The fundamentals component predicts election results through:
\[ \begin{aligned} y^{(f)}_{d} &\sim \text{Dirichlet-Multinomial}(\pi^{(f)}_{d}, \phi_f) \\ \pi^{(f)}_{d} &= \text{softmax}(\mu_{d}) \\ \mu_{d,p} &= \alpha_p + \beta_{\text{lag}}x_{p,d} + \beta_{\text{years}}\log(I_{p,d}) + \beta_{\text{vnv}}v_{p,d} + \beta_{\text{growth}}g_{p,d} \end{aligned} \]
The connection between these two components is the election day prediction \(\mu_{\text{pred}}\), calculated from the fundamentals model using current economic conditions and previous election results. This prediction serves as a prior for election day support:
\[ \beta_{T} \sim \mathcal{N}(\mu_{\text{pred}}, \tau_f\cdot \sigma) \]
The relative weight between polling and fundamentals is controlled by \(\tau_f\), computed to give the fundamentals component a specified percentage weight in the prediction at a certain time before the election (see Appendix for details).
Polling Component
The polling model tracks latent party support \(\beta_{p,t}\) over time using a multivariate random walk with correlation structure \(\Omega\) between parties:
\[ \beta_{t} = \begin{cases} \mathrm{Normal}\left(\beta_{t+1}, (1 + \tau_s)\sqrt{\Delta_t} \boldsymbol \Sigma\right) & \text{after government split} \\ \mathrm{Normal}\left(\beta_{t+1}, \sqrt{\Delta_t} \boldsymbol \Sigma\right) & \text{otherwise} \end{cases} \]
where:
- \(\boldsymbol \Sigma = \text{diag}(\sigma_1,\ldots,\sigma_P) \Omega \text{diag}(\sigma_1,\ldots,\sigma_P)\) is the covariance matrix
- \(\sigma_p\) captures party-specific volatility scales
- \(\Omega\) is the correlation matrix between party-specific innovations
- \(\tau_s\) allows for increased volatility after government splits
- \(\Delta_t\) is the number of days between polls
Fundamentals Component
The fundamentals model predicts party vote shares using economic and political variables:
\[ \pi = \text{softmax}(\alpha + \beta_\text{lag}x + \beta_\text{inc}\log(I) + \beta_\text{infl}V + \beta_\text{growth}G) \]
where:
- \(\alpha_p\) are party-specific intercepts that sum to zero (\(\sum_p \alpha_p = 0\))

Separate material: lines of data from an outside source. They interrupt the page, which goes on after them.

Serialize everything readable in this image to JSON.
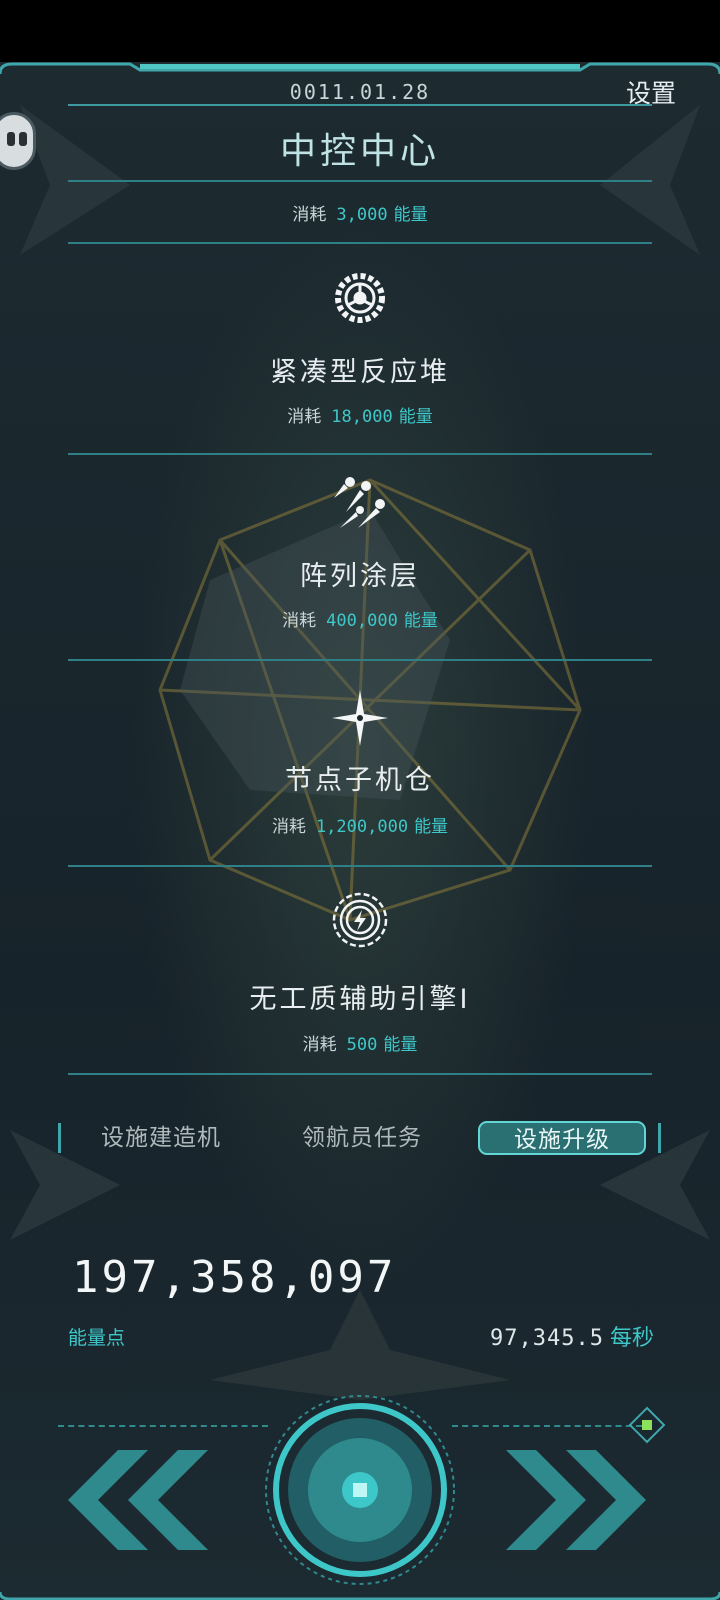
{
  "header": {
    "date": "0011.01.28",
    "title": "中控中心",
    "settings_label": "设置"
  },
  "cost_label": "消耗",
  "items": [
    {
      "name": "中控中心",
      "cost_value": "3,000",
      "cost_unit": "能量",
      "icon": "none"
    },
    {
      "name": "紧凑型反应堆",
      "cost_value": "18,000",
      "cost_unit": "能量",
      "icon": "reactor-gear-icon"
    },
    {
      "name": "阵列涂层",
      "cost_value": "400,000",
      "cost_unit": "能量",
      "icon": "missile-array-icon"
    },
    {
      "name": "节点子机仓",
      "cost_value": "1,200,000",
      "cost_unit": "能量",
      "icon": "sparkle-star-icon"
    },
    {
      "name": "无工质辅助引擎I",
      "cost_value": "500",
      "cost_unit": "能量",
      "icon": "lightning-gear-icon"
    }
  ],
  "tabs": [
    {
      "label": "设施建造机",
      "active": false
    },
    {
      "label": "领航员任务",
      "active": false
    },
    {
      "label": "设施升级",
      "active": true
    }
  ],
  "resources": {
    "energy_total": "197,358,097",
    "energy_label": "能量点",
    "rate_value": "97,345.5",
    "rate_unit": "每秒"
  },
  "colors": {
    "accent": "#3ec7c9",
    "background": "#1a262c",
    "tab_active": "#2a6f72"
  }
}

- \(x\) are previous election vote shares
- \(I\) are years in government for incumbent parties
- \(V\) is inflation on an annual basis six months before the election
- \(G\) is economic growth on an annual basis six months before the election
- \(\beta_\text{lag}\) captures persistence in party support
- \(\beta_\text{inc}\) measures the effect of time spent in government on incumbent parties
- \(\beta_\text{infl}\) captures the impact of inflation on incumbent parties
- \(\beta_\text{growth}\) captures the impact of growth on incumbent parties
Model Integration
The fundamentals prediction serves as a prior for the election day vote shares \(\beta_T\):
\[ \beta_T \sim \mathcal{N}(\mu_\text{pred}, \tau_f \cdot \sigma) \]
where \(\mu_\text{pred}\) is the fundamentals prediction and \(\tau_f\) controls how much weight is given to the fundamentals versus polling data at some point before the elections.
Choosing \(\tau_f\)
To choose how we want to calculate the standard deviation for prior on \(\beta_T\), we can frame our model as a Gaussian-Gaussian conjugate problem where:
- The prior (fundamentals prediction) is: \(\beta_T \sim \mathcal{N}(\mu_{\text{pred}}, \tau_f \cdot \sigma)\)
- The likelihood (polling prediction from time t) is: \(\beta_T \sim \mathcal{N}(\beta_t, V(t) \cdot \sigma)\)
where \(V(t)\) represents the accumulated variance from time t to election time T:
- For \(t \leq 47\) (after government split): \(V(t) = t \cdot (1 + \tau_{\text{stjornarslit}})^2\)
- For t > 47 (before government split): \(V(t) = (t - 47) + 47 \cdot (1 + \tau_{\text{stjornarslit}})^2\)
Using standard Gaussian-Gaussian conjugate formulas:
\[ \begin{aligned} \text{Posterior precision} &= \frac{1}{(\tau_f \cdot \sigma)^2} + \frac{1}{V(t) \cdot \sigma^2} \\ &= \left(\frac{1}{\tau_f^2} + \frac{1}{V(t)}\right) \cdot \frac{1}{\sigma^2} \end{aligned} \]
For a desired fundamentals weight w at time t:
\[ w = \frac{1/\tau_f^2}{1/\tau_f^2 + 1/V(t)} \]
Solving for \(\tau_f\):
\[ \tau_f = \sqrt{V(t) \cdot (1-w)/w} \]
where \(V(t)\) depends on \(\tau_{\text{stjornarslit}}\) as defined above. In our current modeling, we choose \(w = \frac13\) and \(t = 180\).